RCS Founder and Chief Executive Ivan Friedman said his firm also handles lease negotiations for Disney Store, as well as teen retailer Aéropostale Inc., the latter of which filed for bankruptcy this month.
He declined to comment specifically about PacSun but said, “There is no retailer out there today that doesn’t think they have too many stores. With e-commerce [up] and mall traffic down, large retailers, those with 100 stores or more, want to consolidate stores that are nearby.”
Retailers typically view rents in relation to a store’s sales.
“For example, if a store had $1 million in annual sales and paid about 12% on rent, that would be about $120,000 a year,” Friedman said. “And if rent gets to be higher, the store may not be profitable.”
Each retailer’s profit margin is different, and rents “can range from 5% to 20%” of sales.
For most, the 12% to 14% range is a “healthy area,” he said, and “if it goes over 20%, the company is not going to be profitable.”
Landlords are less likely to negotiate mid-lease, but when it’s up for renewal, they’ll typically decide if they can get someone in at a higher rate or lower the rent for the existing tenant.
“Everybody has to protect their business,” Friedman said. “They have bills to pay, too.”

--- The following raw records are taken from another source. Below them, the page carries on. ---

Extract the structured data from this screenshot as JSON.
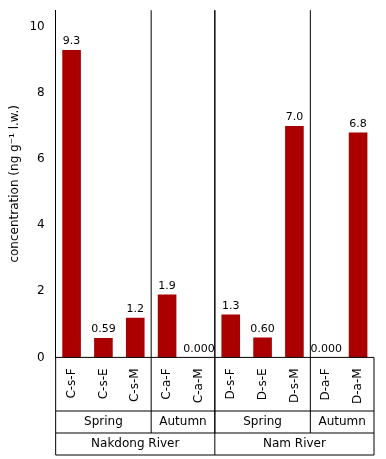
{
  "chart_data": {
    "type": "bar",
    "categories": [
      "C-s-F",
      "C-s-E",
      "C-s-M",
      "C-a-F",
      "C-a-M",
      "D-s-F",
      "D-s-E",
      "D-s-M",
      "D-a-F",
      "D-a-M"
    ],
    "values": [
      9.3,
      0.59,
      1.2,
      1.9,
      0.0,
      1.3,
      0.6,
      7.0,
      0.0,
      6.8
    ],
    "value_labels": [
      "9.3",
      "0.59",
      "1.2",
      "1.9",
      "0.000",
      "1.3",
      "0.60",
      "7.0",
      "0.000",
      "6.8"
    ],
    "data_labels": true,
    "color": "#AA0000",
    "ylabel": "concentration (ng g⁻¹ l.w.)",
    "ylim": [
      0,
      10.5
    ],
    "yticks": [
      0,
      2,
      4,
      6,
      8,
      10
    ],
    "grid": false,
    "annotations": [
      {
        "text": "Spring",
        "categories": [
          "C-s-F",
          "C-s-E",
          "C-s-M"
        ]
      },
      {
        "text": "Autumn",
        "categories": [
          "C-a-F",
          "C-a-M"
        ]
      },
      {
        "text": "Spring",
        "categories": [
          "D-s-F",
          "D-s-E",
          "D-s-M"
        ]
      },
      {
        "text": "Autumn",
        "categories": [
          "D-a-F",
          "D-a-M"
        ]
      },
      {
        "text": "Nakdong River",
        "categories": [
          "C-s-F",
          "C-s-E",
          "C-s-M",
          "C-a-F",
          "C-a-M"
        ]
      },
      {
        "text": "Nam River",
        "categories": [
          "D-s-F",
          "D-s-E",
          "D-s-M",
          "D-a-F",
          "D-a-M"
        ]
      }
    ]
  }
}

Larger chains, such as PacSun or Aéropostale—both of which have dozens of leases with companies that operate multiple shopping malls—usually enjoy “benefits of scale” during the negotiation process.
Bankruptcy also changes the equation.
“In bankruptcy, the idea is that if you can’t make a deal to make the store profitable, you have a right to close it; you don’t have to wait until the end of the lease,” Friedman said.
PacSun has a store in Irvine Spectrum, and Irvine Company is listed under its claims for $51,760.86, along with Newport beach-based Craig Realty Group, which is a landlord to five PacSun stores at different shopping centers and has claims totaling about $35,220.
Other local companies that have submitted claims against PacSun include vendors RVCA Clothing in Irvine, which is asking for $840,706; Costa Mesa-based Hurley International, looking to recover $2.8 million; Volcom in Costa Mesa, requesting $442,490; and San Clemente-based Rainbow Sandals Inc. and Stance Inc., which are hoping to get $429,097 and $105,165 respectively.
The teen retailer, founded in 1982 in Newport Beach as a surf shop, blamed “the continuing fundamental shift in consumer behavior away from traditional mall shopping toward online-only stores” for its most recent troubles.